On Friday morning we got started early since we had to be on the ferry going back to the mainland by 5:30. We drove about an hour to Seal Bay, which ironically is home to an endangered species of Sea Lions. There is a free boardwalk that goes down to the beach where the Sea Lions lounge. There is also a tour ($27.50 per person) that goes down to the beach. We opted for the tour and were underwhelmed. The guide didn't offer much information and my uncle had to keep asking questions to learn anything. I'd recommend checking out the boardwalk first, because sometimes Sea Lions sleep right next to it, and then if you can't see anything do the tour.
We piled back in the SUV and cut through the island to Stokes Bay on the northern side. It had been a grey, gloomy morning but the sun finally started to show around noon, which made a huge difference. Stokes Bay is a beautiful beach that can only be accessed by hiking through some giant rocks. On the western side of the beach there's an enclosed rock pool perfect for swimming.

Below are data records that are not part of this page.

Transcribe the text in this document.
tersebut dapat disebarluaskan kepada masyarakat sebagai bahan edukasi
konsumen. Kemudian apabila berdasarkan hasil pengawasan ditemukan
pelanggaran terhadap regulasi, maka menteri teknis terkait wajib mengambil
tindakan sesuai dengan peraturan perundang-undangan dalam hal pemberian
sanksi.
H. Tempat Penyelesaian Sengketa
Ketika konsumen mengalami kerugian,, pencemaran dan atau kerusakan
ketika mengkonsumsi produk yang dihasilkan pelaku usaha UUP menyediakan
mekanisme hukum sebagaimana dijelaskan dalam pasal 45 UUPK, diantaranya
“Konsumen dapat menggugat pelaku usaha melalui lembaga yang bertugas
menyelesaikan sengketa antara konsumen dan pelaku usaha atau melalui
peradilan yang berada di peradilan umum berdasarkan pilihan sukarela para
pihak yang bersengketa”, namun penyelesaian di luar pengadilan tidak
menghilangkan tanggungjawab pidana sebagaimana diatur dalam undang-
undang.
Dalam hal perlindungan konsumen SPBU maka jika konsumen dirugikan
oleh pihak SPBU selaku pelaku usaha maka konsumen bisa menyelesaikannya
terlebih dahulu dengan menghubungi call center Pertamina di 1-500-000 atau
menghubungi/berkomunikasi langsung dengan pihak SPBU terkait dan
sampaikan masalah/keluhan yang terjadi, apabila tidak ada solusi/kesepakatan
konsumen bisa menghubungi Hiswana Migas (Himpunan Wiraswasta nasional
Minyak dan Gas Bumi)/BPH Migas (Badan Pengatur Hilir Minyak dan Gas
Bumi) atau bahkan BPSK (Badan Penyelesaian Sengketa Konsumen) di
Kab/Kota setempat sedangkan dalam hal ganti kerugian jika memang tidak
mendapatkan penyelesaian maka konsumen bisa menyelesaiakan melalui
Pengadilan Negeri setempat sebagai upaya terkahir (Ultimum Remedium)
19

We'd been told there was a wonderful café right by the entrance to the beach, but it was closed so the owners could attend the funeral of a young man from the island killed in Afghanistan. So after the beach, we drove 30 minutes east to Kingscote, the largest town on the island (which is still pretty small). Whereas Penneshaw had one pub and one Italian restaurant, Kingscote had several restaurants, some gift shops, and was the seat of the island's government. If you're looking for any kind of action, this is pretty much the only place to go. In fact, we saw a sign that any drunken behavior would result in a ban from all Kingscote bars for 6 months, which would effectively crater a local's social options.
We drove back to Penneshaw to board the ferry back to Cape Jervis and on to the Barossa Valley.